A subcompact car that offers great value is the Hyundai i20. It’s reliable, affordable, and easy to drive and park. It features up-to-date infotainment and safety tech, and a redesign for 2021 sharpens the styling of this five-door hatchback.
But if you haven’t heard of the i20 it might be because it’s available overseas but not in the U.S. We’ll go over a few details about this Hyundai and talk about comparable cars that are available stateside, with some help from MotorTrend.
A closer look at the Hyundai i20
The Hyundai i20 was rolled out in 2008. The latest refresh has given it fiercer styling with a wide grille and angular LED headlights and taillights that give a nod to the current Ford Fiesta. At 101 inches, its wheelbase is slightly larger than the Fiesta’s.
This subcompact has four engine options, but an available 1.0-liter three-cylinder diesel turbocharged engine with a 48-volt mild-hybrid powertrain is the one that captured our interest. It’s matched with either a seven-speed dual-clutch transmission or a new six-speed “smart” manual transmission that disengages when the throttle is lifted.
The sophistication of the Hyundai i20 extends to the technology inside with a 10.25-inch digital gauge cluster sitting next to an equally impressive 10.25-inch infotainment touchscreen. Connectivity features include wireless charging, Apple CarPlay and Android Auto integration, and Hyundai’s own connectivity suite. An eight-speaker Bose sound system comes standard.

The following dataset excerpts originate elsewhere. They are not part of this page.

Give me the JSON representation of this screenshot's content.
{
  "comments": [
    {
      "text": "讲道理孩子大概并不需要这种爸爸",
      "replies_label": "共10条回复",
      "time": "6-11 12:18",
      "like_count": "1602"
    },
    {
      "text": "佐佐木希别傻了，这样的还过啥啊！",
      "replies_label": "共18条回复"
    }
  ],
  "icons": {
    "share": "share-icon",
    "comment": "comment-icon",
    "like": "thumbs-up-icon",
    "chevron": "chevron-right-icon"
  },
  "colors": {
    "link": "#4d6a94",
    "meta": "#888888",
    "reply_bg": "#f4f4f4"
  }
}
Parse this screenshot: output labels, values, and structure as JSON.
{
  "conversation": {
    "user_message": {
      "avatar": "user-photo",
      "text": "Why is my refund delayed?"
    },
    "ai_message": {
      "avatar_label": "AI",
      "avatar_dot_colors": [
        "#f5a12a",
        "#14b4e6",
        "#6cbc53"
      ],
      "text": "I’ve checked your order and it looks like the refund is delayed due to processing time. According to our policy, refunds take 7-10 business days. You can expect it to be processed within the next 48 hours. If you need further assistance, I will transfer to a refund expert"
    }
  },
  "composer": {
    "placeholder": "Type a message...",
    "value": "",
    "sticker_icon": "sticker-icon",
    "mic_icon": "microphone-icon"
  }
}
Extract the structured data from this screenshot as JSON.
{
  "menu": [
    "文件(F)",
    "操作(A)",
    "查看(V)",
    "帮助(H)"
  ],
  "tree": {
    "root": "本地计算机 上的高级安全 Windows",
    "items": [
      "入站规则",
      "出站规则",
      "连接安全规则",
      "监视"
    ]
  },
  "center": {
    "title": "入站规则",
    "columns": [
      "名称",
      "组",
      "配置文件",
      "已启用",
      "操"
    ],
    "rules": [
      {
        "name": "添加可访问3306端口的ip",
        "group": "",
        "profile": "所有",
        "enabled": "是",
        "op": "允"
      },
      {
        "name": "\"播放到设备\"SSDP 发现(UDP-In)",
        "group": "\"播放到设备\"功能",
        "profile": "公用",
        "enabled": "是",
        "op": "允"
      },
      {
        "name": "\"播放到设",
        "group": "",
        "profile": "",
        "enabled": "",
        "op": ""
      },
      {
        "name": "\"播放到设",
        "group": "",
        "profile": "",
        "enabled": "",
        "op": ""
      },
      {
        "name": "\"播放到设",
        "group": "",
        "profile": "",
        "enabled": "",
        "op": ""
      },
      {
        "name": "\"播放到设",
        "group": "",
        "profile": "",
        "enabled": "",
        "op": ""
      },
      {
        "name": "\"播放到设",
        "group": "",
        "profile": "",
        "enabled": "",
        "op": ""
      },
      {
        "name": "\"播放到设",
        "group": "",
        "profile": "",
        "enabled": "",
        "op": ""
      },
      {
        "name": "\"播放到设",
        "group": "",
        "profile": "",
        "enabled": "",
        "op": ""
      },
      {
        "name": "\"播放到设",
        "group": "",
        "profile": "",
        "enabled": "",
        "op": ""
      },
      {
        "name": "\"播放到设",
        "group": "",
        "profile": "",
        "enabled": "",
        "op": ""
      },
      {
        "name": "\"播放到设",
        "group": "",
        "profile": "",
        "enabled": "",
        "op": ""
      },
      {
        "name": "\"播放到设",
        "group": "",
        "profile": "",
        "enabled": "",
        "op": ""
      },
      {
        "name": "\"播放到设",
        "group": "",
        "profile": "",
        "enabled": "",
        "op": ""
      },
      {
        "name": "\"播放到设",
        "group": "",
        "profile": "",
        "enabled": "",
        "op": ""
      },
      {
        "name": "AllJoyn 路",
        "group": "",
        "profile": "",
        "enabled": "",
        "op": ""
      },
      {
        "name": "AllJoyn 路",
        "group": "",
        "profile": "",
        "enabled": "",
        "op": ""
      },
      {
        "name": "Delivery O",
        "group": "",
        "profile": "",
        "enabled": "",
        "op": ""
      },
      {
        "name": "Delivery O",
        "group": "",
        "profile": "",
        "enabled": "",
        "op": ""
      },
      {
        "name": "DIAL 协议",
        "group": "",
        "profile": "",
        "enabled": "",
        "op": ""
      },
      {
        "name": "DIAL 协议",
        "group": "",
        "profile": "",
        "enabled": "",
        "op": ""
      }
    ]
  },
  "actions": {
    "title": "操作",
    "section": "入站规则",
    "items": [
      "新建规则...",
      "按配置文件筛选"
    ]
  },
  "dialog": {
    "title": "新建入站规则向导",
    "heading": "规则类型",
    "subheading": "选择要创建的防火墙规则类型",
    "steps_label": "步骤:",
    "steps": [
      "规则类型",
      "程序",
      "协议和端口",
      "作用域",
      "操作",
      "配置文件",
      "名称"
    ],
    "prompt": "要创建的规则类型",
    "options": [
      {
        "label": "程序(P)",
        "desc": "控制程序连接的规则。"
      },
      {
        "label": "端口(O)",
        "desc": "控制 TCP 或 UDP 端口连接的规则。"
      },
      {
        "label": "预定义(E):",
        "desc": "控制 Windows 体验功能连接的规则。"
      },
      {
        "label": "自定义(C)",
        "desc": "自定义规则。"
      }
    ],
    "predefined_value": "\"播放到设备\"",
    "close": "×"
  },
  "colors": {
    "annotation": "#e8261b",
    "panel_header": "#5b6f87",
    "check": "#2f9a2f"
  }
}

Available advanced safety features on the i20 are comparable to those on better-equipped American vehicles. Buyers can opt for navigation-based cruise control, lane-keep assist, lane-departure warning, blind-spot monitoring, rear cross-traffic alert, and forward-collision warning with pedestrian detection.
Why can’t we get the i20 in the U.S.? What can we get that’s similar?
Hyundai designed the i20 with the European and Asian markets in mind, where many drivers want an economical small car that can easily maneuver narrow city streets. Americans who don’t want an SUV or a pickup truck might appreciate the i20 for these reasons too.
But its shared platform with the Hyundai Accent might be why the i20 isn’t being sold in the states, and until 2018, the Accent was available in a hatchback body type, making it even more similar to the i20. The hatchback was discontinued because it competed directly with Hyundai’s popular Kona SUV.
So the Accent sedan is probably the i20’s closest facsimile and starts at $15,295. It has a 1.6-liter engine that makes 120 hp and has a standard six-speed manual transmission. But it doesn’t offer an engine option with a mild-hybrid powertrain – we hope that Hyundai brings one to the states soon, though.
The Accent’s infotainment display is considerably smaller than the i20’s, but smartphone compatibility is available on upper trims. Forward-collision warning and automatic emergency braking are options on the Accent, setting it apart from other subcompacts on the market.
Another alternative is the Kia Rio, which is the Accent’s corporate twin and is available in a hatchback body type. But at $15,850, it’s more expensive with only a CVT drivetrain and fewer tech options than the Accent. Between the two, the Accent offers more for your money if you’re looking for something close to an i20.
The i20 isn’t the only foreign vehicle kept out of the U.S.
The i20 is out of reach for American buyers, but it’s only one of many cars that have never made it to our shores for a variety of reasons.
Sometimes, automakers decide that the market for a specific model isn’t big enough. Like the i20, the Audi A1 is a subcompact with an array of engine and drivetrain options that would excite American buyers. But Audi has rightsized the slightly larger A3 for the U.S. market instead.
Other vehicles, such as the upscale TVR performance cars, are banned outright from the U.S. because they are too fast and unsafe. The National Highway Traffic Safety Administration is unyielding in allowing these cars to be sold here in the states, so fans will have to travel overseas to experience them.
There are still other cars that are just too opulent for Americans, like the Toyota Century. Favorably compared to Rolls-Royce, the latest generation of the Century is sold exclusively to corporate types and royalty in Japan. The Century’s cachet will be out of reach for the rest of us.
So, even though the Hyundai i20 would appeal to Americans shopping for an economical, fun subcompact car, we might be waiting a while to see it in Hyundai dealerships here. In the meantime, the Accent sedan will have to do.